In addition to Shopify, chatbots from delivery company Instacart have appeared in the past 12 months; Mercari, resale platform; Carrefour, a retailer; and Kering, owner of Gucci and Balenciaga. Walmart, Mastercard and Signet Jewelers are also testing chatbots, which could be publicly available next year.
“In a way, it's recreating a store environment, but online,” said Carl Rivera, a Shopify vice president who oversees its shop app, which hosts shop ai. He said the chatbot broke down people's questions into key terms and searched for relevant ones. products from Shopify's millions of sellers. It then recommends products based on reviews and the buyer's purchase history.

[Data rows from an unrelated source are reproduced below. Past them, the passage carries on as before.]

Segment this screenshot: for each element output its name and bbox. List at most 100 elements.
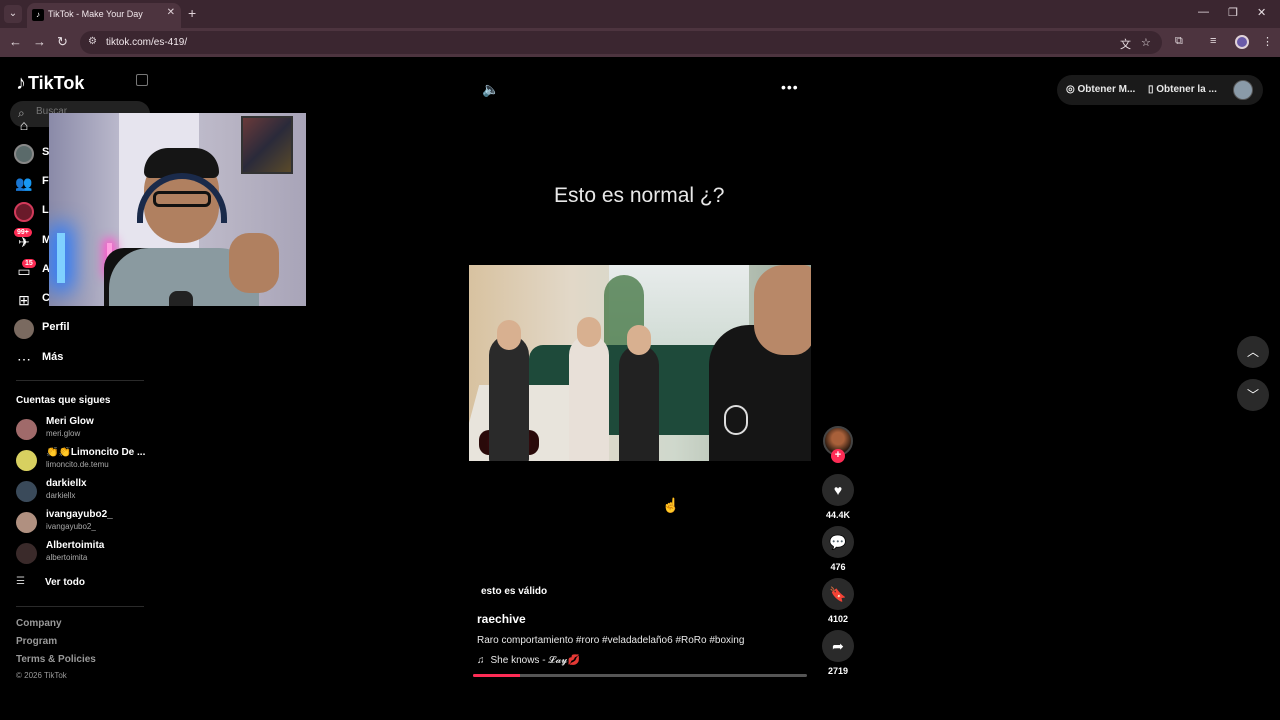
previous-video-button[interactable]: ︿ <box>1237 336 1269 368</box>
avatar <box>16 481 37 502</box>
video-progress-bar[interactable] <box>473 674 807 677</box>
following-account-0[interactable]: Meri Glow meri.glow <box>16 416 146 442</box>
avatar <box>16 419 37 440</box>
hand-cursor-icon: ☝ <box>662 497 680 513</box>
save-count: 4102 <box>827 614 849 624</box>
avatar-icon <box>14 144 34 164</box>
share-button[interactable]: ➦ <box>822 630 854 662</box>
new-tab-button[interactable]: + <box>188 5 196 21</box>
address-bar[interactable]: ⚙ tiktok.com/es-419/ 文 ☆ <box>80 31 1162 54</box>
restore-icon[interactable]: ❐ <box>1228 6 1238 19</box>
sidebar-divider <box>16 380 144 381</box>
browser-tab[interactable]: ♪ TikTok - Make Your Day ✕ <box>27 3 181 28</box>
tiktok-favicon-icon: ♪ <box>32 9 44 21</box>
video-author[interactable]: raechive <box>477 612 526 626</box>
share-icon: ➦ <box>832 638 844 654</box>
account-name: Albertoimita <box>46 540 105 551</box>
webcam-person-hand <box>229 233 279 293</box>
back-icon[interactable]: ← <box>9 34 22 49</box>
sidebar-item-more[interactable]: ⋯ Más <box>14 347 144 371</box>
get-app-label: Obtener la ... <box>1156 84 1217 95</box>
translate-icon[interactable]: 文 <box>1120 36 1131 52</box>
forward-icon[interactable]: → <box>33 34 46 49</box>
webcam-poster <box>241 116 293 174</box>
next-video-button[interactable]: ﹀ <box>1237 379 1269 411</box>
following-account-1[interactable]: 👏👏Limoncito De ... limoncito.de.temu <box>16 447 146 473</box>
volume-icon[interactable]: 🔈 <box>482 81 499 98</box>
activity-badge: 15 <box>22 259 36 268</box>
video-progress-fill <box>473 674 520 677</box>
footer-link-program[interactable]: Program <box>16 636 57 647</box>
home-icon: ⌂ <box>19 117 29 133</box>
video-description[interactable]: Raro comportamiento #roro #veladadelaño6… <box>477 635 744 646</box>
video-music[interactable]: ♫ She knows - 𝓛𝓪𝔂💋 <box>477 655 580 666</box>
follow-plus-button[interactable]: + <box>831 449 845 463</box>
tab-title: TikTok - Make Your Day <box>48 9 143 19</box>
browser-tab-bar: ⌄ ♪ TikTok - Make Your Day ✕ + — ❐ ✕ <box>0 0 1280 28</box>
media-control-icon[interactable]: ≡ <box>1210 35 1216 47</box>
get-coins-button[interactable]: ◎ Obtener M... <box>1066 84 1135 95</box>
video-player[interactable] <box>469 265 811 461</box>
bookmark-star-icon[interactable]: ☆ <box>1141 36 1151 49</box>
like-button[interactable]: ♥ <box>822 474 854 506</box>
account-name: darkiellx <box>46 478 87 489</box>
footer-link-company[interactable]: Company <box>16 618 62 629</box>
messages-badge: 99+ <box>14 228 32 237</box>
following-account-4[interactable]: Albertoimita albertoimita <box>16 540 146 566</box>
get-app-button[interactable]: ▯ Obtener la ... <box>1148 84 1217 95</box>
avatar <box>16 450 37 471</box>
collapse-sidebar-icon[interactable] <box>136 74 148 86</box>
site-info-icon[interactable]: ⚙ <box>88 36 97 47</box>
video-caption: esto es válido <box>481 586 548 597</box>
tab-search-icon[interactable]: ⌄ <box>4 5 22 23</box>
url-text[interactable]: tiktok.com/es-419/ <box>106 37 187 48</box>
reload-icon[interactable]: ↻ <box>57 34 68 50</box>
browser-profile-avatar[interactable] <box>1235 35 1249 49</box>
browser-menu-icon[interactable]: ⋮ <box>1262 35 1273 48</box>
comment-icon: 💬 <box>829 534 847 550</box>
copyright-text: © 2026 TikTok <box>16 671 67 680</box>
video-person-head <box>497 320 521 350</box>
video-man-head <box>754 265 811 355</box>
see-all-label: Ver todo <box>45 577 86 588</box>
extensions-icon[interactable]: ⧉ <box>1175 35 1183 48</box>
more-icon: ⋯ <box>17 351 31 367</box>
top-right-actions: ◎ Obtener M... ▯ Obtener la ... <box>1057 75 1263 105</box>
shirt-logo-icon <box>724 405 748 435</box>
tiktok-logo[interactable]: ♪ TikTok <box>16 72 84 95</box>
close-window-icon[interactable]: ✕ <box>1257 6 1266 19</box>
comment-button[interactable]: 💬 <box>822 526 854 558</box>
save-button[interactable]: 🔖 <box>822 578 854 610</box>
following-account-2[interactable]: darkiellx darkiellx <box>16 478 146 504</box>
friends-icon: 👥 <box>15 175 33 191</box>
music-title: She knows - 𝓛𝓪𝔂💋 <box>490 655 581 666</box>
chevron-up-icon: ︿ <box>1246 345 1259 359</box>
bookmark-icon: 🔖 <box>829 586 847 602</box>
comment-count: 476 <box>830 562 846 572</box>
video-person <box>489 335 529 461</box>
following-section-title: Cuentas que sigues <box>16 395 111 406</box>
account-handle: darkiellx <box>46 491 76 500</box>
get-coins-label: Obtener M... <box>1077 84 1136 95</box>
profile-icon <box>14 319 34 339</box>
glasses-icon <box>153 191 211 207</box>
video-person-head <box>577 317 601 347</box>
share-count: 2719 <box>827 666 849 676</box>
sidebar-item-profile[interactable]: Perfil <box>14 317 144 341</box>
browser-toolbar: ← → ↻ ⚙ tiktok.com/es-419/ 文 ☆ ⧉ ≡ ⋮ <box>0 28 1280 57</box>
more-options-icon[interactable]: ••• <box>781 79 799 95</box>
live-icon <box>14 202 34 222</box>
webcam-overlay <box>49 113 306 306</box>
following-account-3[interactable]: ivangayubo2_ ivangayubo2_ <box>16 509 146 535</box>
like-count: 44.4K <box>825 510 851 520</box>
tab-close-icon[interactable]: ✕ <box>167 7 175 18</box>
footer-link-terms[interactable]: Terms & Policies <box>16 654 96 665</box>
minimize-icon[interactable]: — <box>1198 6 1209 18</box>
account-name: Meri Glow <box>46 416 94 427</box>
tiktok-note-icon: ♪ <box>16 72 26 94</box>
webcam-led-light <box>57 233 65 283</box>
sidebar-item-label: Perfil <box>42 321 70 333</box>
logo-text: TikTok <box>28 73 85 93</box>
list-icon: ☰ <box>16 576 25 587</box>
user-avatar[interactable] <box>1233 80 1253 100</box>
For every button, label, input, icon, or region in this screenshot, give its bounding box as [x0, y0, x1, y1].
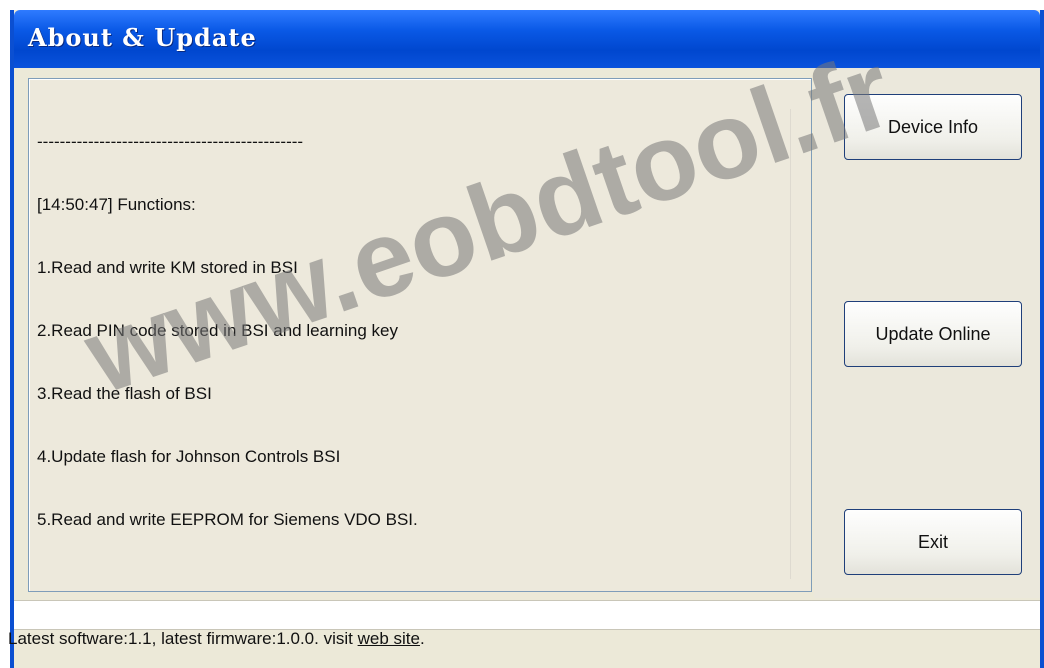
log-content: ----------------------------------------… — [37, 89, 787, 572]
version-info-text: Latest software:1.1, latest firmware:1.0… — [8, 629, 358, 648]
log-line: 2.Read PIN code stored in BSI and learni… — [37, 321, 398, 340]
version-info-line: Latest software:1.1, latest firmware:1.0… — [8, 629, 425, 649]
window-title: About & Update — [28, 23, 257, 52]
button-panel: Device Info Update Online Exit — [814, 68, 1040, 598]
log-line: 1.Read and write KM stored in BSI — [37, 258, 298, 277]
log-text-area[interactable]: ----------------------------------------… — [28, 78, 812, 592]
log-line: 4.Update flash for Johnson Controls BSI — [37, 447, 341, 466]
title-bar[interactable]: About & Update — [14, 10, 1040, 68]
log-line: [14:50:47] Functions: — [37, 195, 196, 214]
log-line: ----------------------------------------… — [37, 132, 304, 151]
log-line: 5.Read and write EEPROM for Siemens VDO … — [37, 510, 418, 529]
status-field[interactable] — [14, 600, 1040, 630]
exit-button[interactable]: Exit — [844, 509, 1022, 575]
log-scrollbar-track[interactable] — [790, 109, 809, 579]
device-info-button[interactable]: Device Info — [844, 94, 1022, 160]
log-line: 3.Read the flash of BSI — [37, 384, 212, 403]
web-site-link[interactable]: web site — [358, 629, 420, 648]
update-online-button[interactable]: Update Online — [844, 301, 1022, 367]
about-update-window: About & Update -------------------------… — [10, 10, 1044, 668]
version-info-suffix: . — [419, 629, 425, 648]
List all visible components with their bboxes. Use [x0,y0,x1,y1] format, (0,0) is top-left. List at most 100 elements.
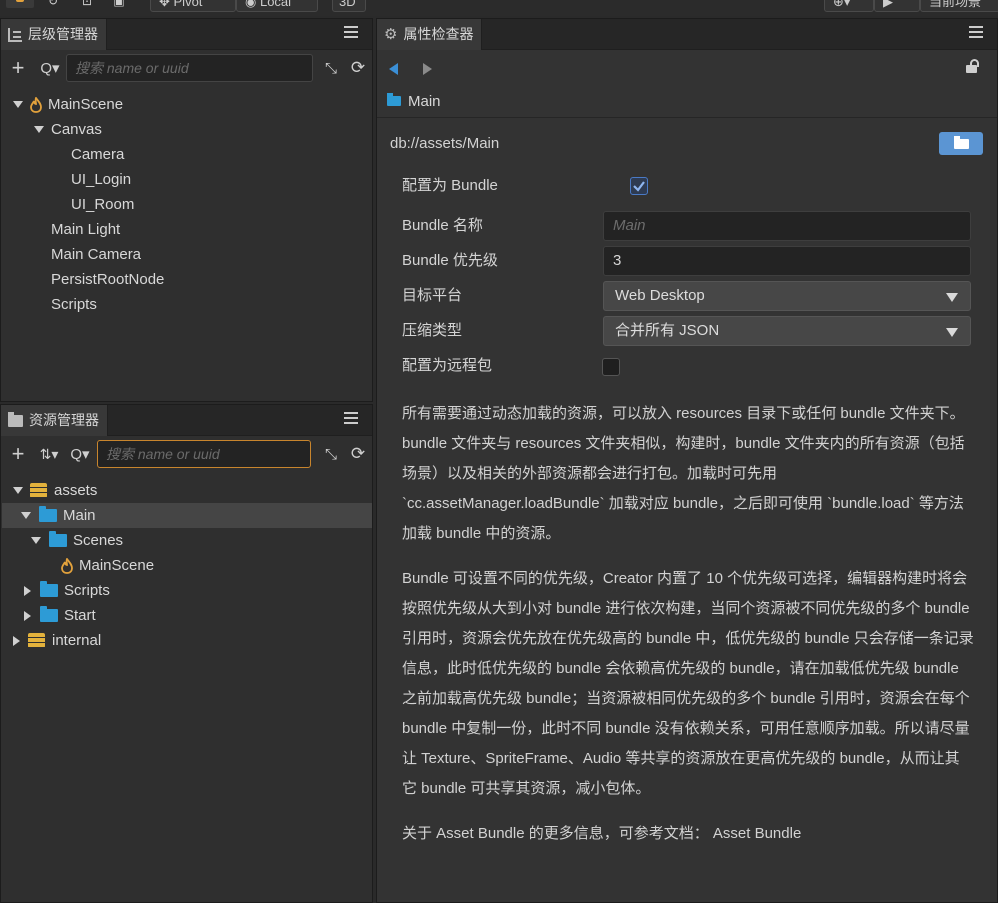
asset-name: Main [408,92,441,110]
hierarchy-search-input[interactable]: 搜索 name or uuid [66,54,313,82]
assets-menu-icon[interactable] [344,412,358,428]
inspector-tabbar: ⚙ 属性检查器 [377,19,997,50]
refresh-icon[interactable]: ⟳ [348,444,368,464]
play-button[interactable]: ▶ [874,0,920,12]
collapse-all-icon[interactable]: ⤡ [321,444,341,464]
expand-arrow-icon[interactable] [31,537,41,544]
hierarchy-toolbar: + Q▾ 搜索 name or uuid ⤡ ⟳ [1,52,372,86]
bundle-name-input[interactable]: Main [603,211,971,241]
move-tool-icon [16,0,24,2]
tab-inspector[interactable]: ⚙ 属性检查器 [377,19,483,50]
asset-item-label: Scenes [73,532,124,549]
open-folder-icon [954,136,969,149]
search-type-icon[interactable]: Q▾ [67,444,93,464]
expand-arrow-icon[interactable] [13,101,23,108]
expand-arrow-icon[interactable] [21,512,31,519]
pivot-icon: ✥ [159,0,174,9]
scale-tool-icon[interactable]: ⊡ [78,0,96,8]
is-bundle-label: 配置为 Bundle [402,177,498,194]
remote-bundle-label: 配置为远程包 [402,357,493,374]
folder-icon [387,93,401,106]
tree-item-main-light[interactable]: Main Light [51,217,120,242]
bundle-priority-label: Bundle 优先级 [402,252,498,269]
refresh-icon[interactable]: ⟳ [348,58,368,78]
tab-assets-label: 资源管理器 [29,412,99,428]
tree-item-canvas[interactable]: Canvas [34,117,102,142]
target-platform-select[interactable]: Web Desktop [603,281,971,311]
hierarchy-menu-icon[interactable] [344,26,358,42]
bundle-priority-input[interactable]: 3 [603,246,971,276]
inspector-asset-header: Main [377,85,997,118]
assets-tabbar: 资源管理器 [1,405,372,436]
expand-arrow-icon[interactable] [13,487,23,494]
tree-item-label: Main Camera [51,246,142,263]
mode-3d-button[interactable]: 3D [332,0,366,12]
folder-icon [40,581,58,597]
tab-assets[interactable]: 资源管理器 [1,405,108,436]
asset-item-scripts[interactable]: Scripts [24,578,110,603]
database-icon [30,483,47,498]
bundle-description-2: Bundle 可设置不同的优先级，Creator 内置了 10 个优先级可选择，… [402,570,974,797]
local-button[interactable]: ◉ Local [236,0,318,12]
assets-toolbar: + ⇅▾ Q▾ 搜索 name or uuid ⤡ ⟳ [1,438,372,472]
tree-item-persistrootnode[interactable]: PersistRootNode [51,267,164,292]
tree-item-label: MainScene [48,96,124,113]
folder-icon [49,531,67,547]
collapse-arrow-icon[interactable] [13,635,20,646]
scene-select[interactable]: 当前场景 [920,0,998,12]
collapse-all-icon[interactable]: ⤡ [321,58,341,78]
inspector-menu-icon[interactable] [969,26,983,42]
asset-item-start[interactable]: Start [24,603,96,628]
assets-search-input[interactable]: 搜索 name or uuid [97,440,311,468]
asset-item-internal[interactable]: internal [13,628,101,653]
back-arrow-icon[interactable] [389,63,398,75]
asset-item-assets[interactable]: assets [13,478,97,503]
tree-item-label: PersistRootNode [51,271,165,288]
compress-type-value: 合并所有 JSON [615,322,720,339]
tree-item-ui-room[interactable]: UI_Room [71,192,134,217]
forward-arrow-icon[interactable] [423,63,432,75]
target-platform-value: Web Desktop [615,287,705,304]
asset-item-mainscene[interactable]: MainScene [61,553,154,578]
tree-item-scripts[interactable]: Scripts [51,292,97,317]
check-icon [633,181,645,192]
scene-flame-icon [30,96,42,113]
hierarchy-icon [8,27,22,42]
rect-tool-icon[interactable]: ▣ [110,0,128,8]
hierarchy-tabbar: 层级管理器 [1,19,372,50]
globe-button[interactable]: ⊕▾ [824,0,874,12]
asset-item-main[interactable]: Main [2,503,372,528]
compress-type-label: 压缩类型 [402,322,463,339]
collapse-arrow-icon[interactable] [24,585,31,596]
open-folder-button[interactable] [939,132,983,155]
is-bundle-checkbox[interactable] [630,177,648,195]
tree-item-main-camera[interactable]: Main Camera [51,242,141,267]
asset-item-label: MainScene [79,557,155,574]
compress-type-select[interactable]: 合并所有 JSON [603,316,971,346]
add-icon[interactable]: + [9,441,27,466]
play-icon: ▶ [883,0,893,9]
sort-icon[interactable]: ⇅▾ [36,444,62,464]
move-tool-button[interactable] [6,0,34,8]
tree-item-camera[interactable]: Camera [71,142,124,167]
bundle-name-label: Bundle 名称 [402,217,483,234]
dropdown-arrow-icon [946,293,958,302]
tree-item-mainscene[interactable]: MainScene [13,92,123,117]
globe-icon: ⊕▾ [833,0,851,9]
asset-item-scenes[interactable]: Scenes [31,528,123,553]
pivot-button[interactable]: ✥ Pivot [150,0,236,12]
local-icon: ◉ [245,0,260,9]
tab-hierarchy[interactable]: 层级管理器 [1,19,107,50]
tree-item-label: Canvas [51,121,102,138]
rotate-tool-icon[interactable]: ↻ [44,0,62,8]
remote-bundle-checkbox[interactable] [602,358,620,376]
tree-item-ui-login[interactable]: UI_Login [71,167,131,192]
add-icon[interactable]: + [9,55,27,80]
collapse-arrow-icon[interactable] [24,610,31,621]
lock-icon[interactable] [966,59,979,73]
search-type-icon[interactable]: Q▾ [37,58,63,78]
hierarchy-panel: 层级管理器 + Q▾ 搜索 name or uuid ⤡ ⟳ MainScene… [0,18,373,402]
folder-icon [40,606,58,622]
expand-arrow-icon[interactable] [34,126,44,133]
tab-inspector-label: 属性检查器 [403,26,474,42]
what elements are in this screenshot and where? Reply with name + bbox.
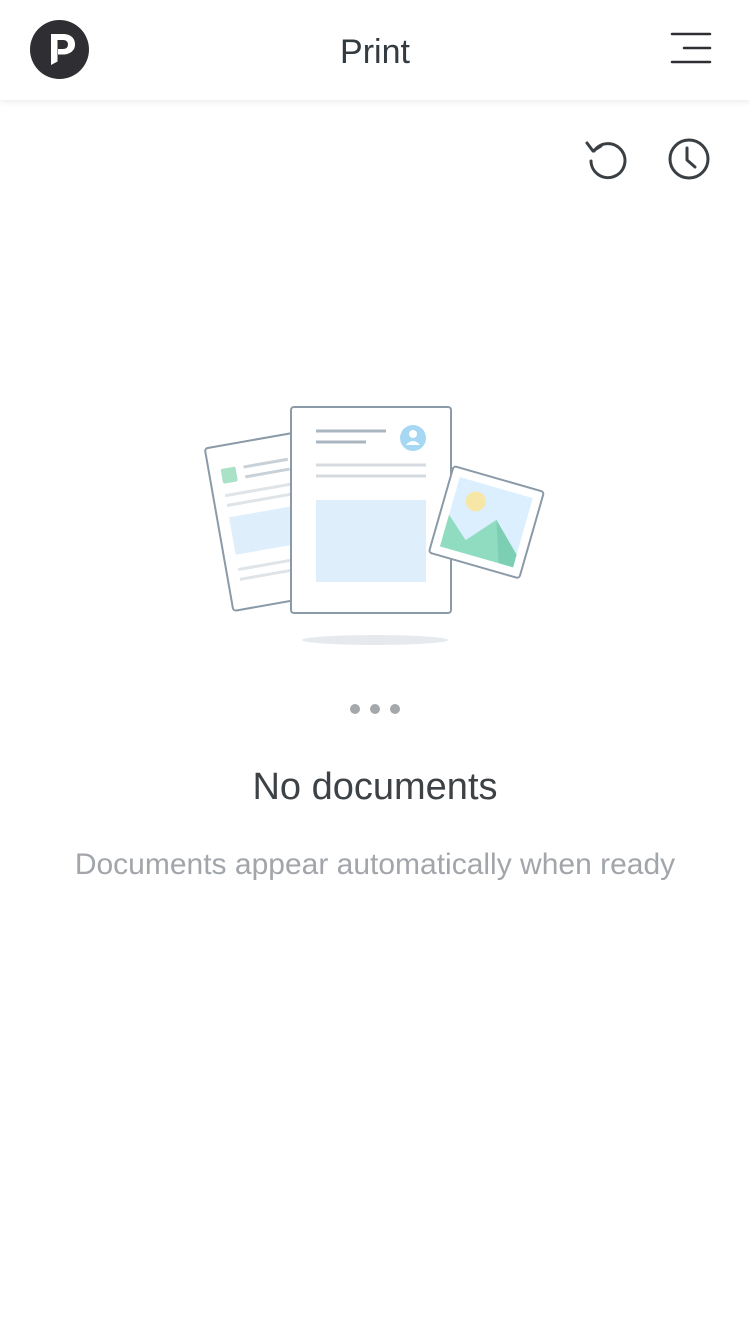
hamburger-menu-icon[interactable] — [670, 30, 712, 68]
refresh-icon[interactable] — [584, 137, 628, 181]
dot — [390, 704, 400, 714]
dot — [370, 704, 380, 714]
empty-state-subtitle: Documents appear automatically when read… — [74, 848, 676, 881]
brand-logo-icon[interactable] — [30, 20, 89, 79]
print-screen: Print No documents Documents appear auto… — [0, 0, 750, 1334]
page-title: Print — [340, 33, 410, 71]
loading-dots — [0, 704, 750, 722]
app-header: Print — [0, 0, 750, 100]
documents-illustration — [200, 395, 550, 655]
dot — [350, 704, 360, 714]
empty-state-title: No documents — [252, 766, 498, 808]
history-clock-icon[interactable] — [667, 137, 711, 181]
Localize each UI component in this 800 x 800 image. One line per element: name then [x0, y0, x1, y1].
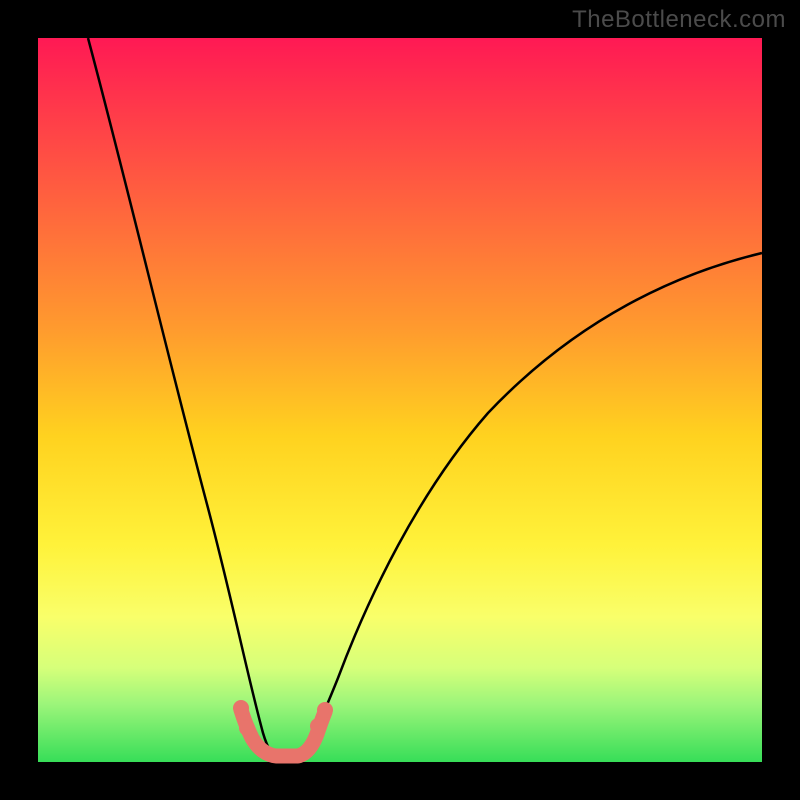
curve-right	[296, 253, 762, 760]
curve-layer	[38, 38, 762, 762]
band-dot	[317, 702, 333, 718]
watermark-text: TheBottleneck.com	[572, 6, 786, 34]
band-dot	[239, 720, 255, 736]
frame: TheBottleneck.com	[0, 0, 800, 800]
bottleneck-plot	[38, 38, 762, 762]
band-dot	[233, 700, 249, 716]
curve-left	[88, 38, 278, 760]
salmon-band	[241, 710, 325, 756]
band-dot	[310, 718, 326, 734]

Retailers have long used chatbots, but previous versions lacked conversational capabilities and typically answered only a few pre-set questions, such as the status of an order. Newer chatbots, by contrast, can process prompts and generate personalized responses, creating a more “personalized and authentic” interaction, said Jen Jones, director of marketing for the Commercetools platform.
It remains an unknown whether buyers want this technology. “Consumers like simplicity, so they don't necessarily want to have five different generative ai tools that they would use for different purposes,” said Olivier Toubia, a marketing professor at Columbia Business School.
Nicola Conway, a London lawyer, contacted Kering luxury personal buyer Madeline in August to find a pink bridesmaid dress for a spring wedding. Madeline was “intuitive and novel,” she said, but she only had one recommendation: an Alexander McQueen corset dress. Mrs. Conway finally didn't believe it.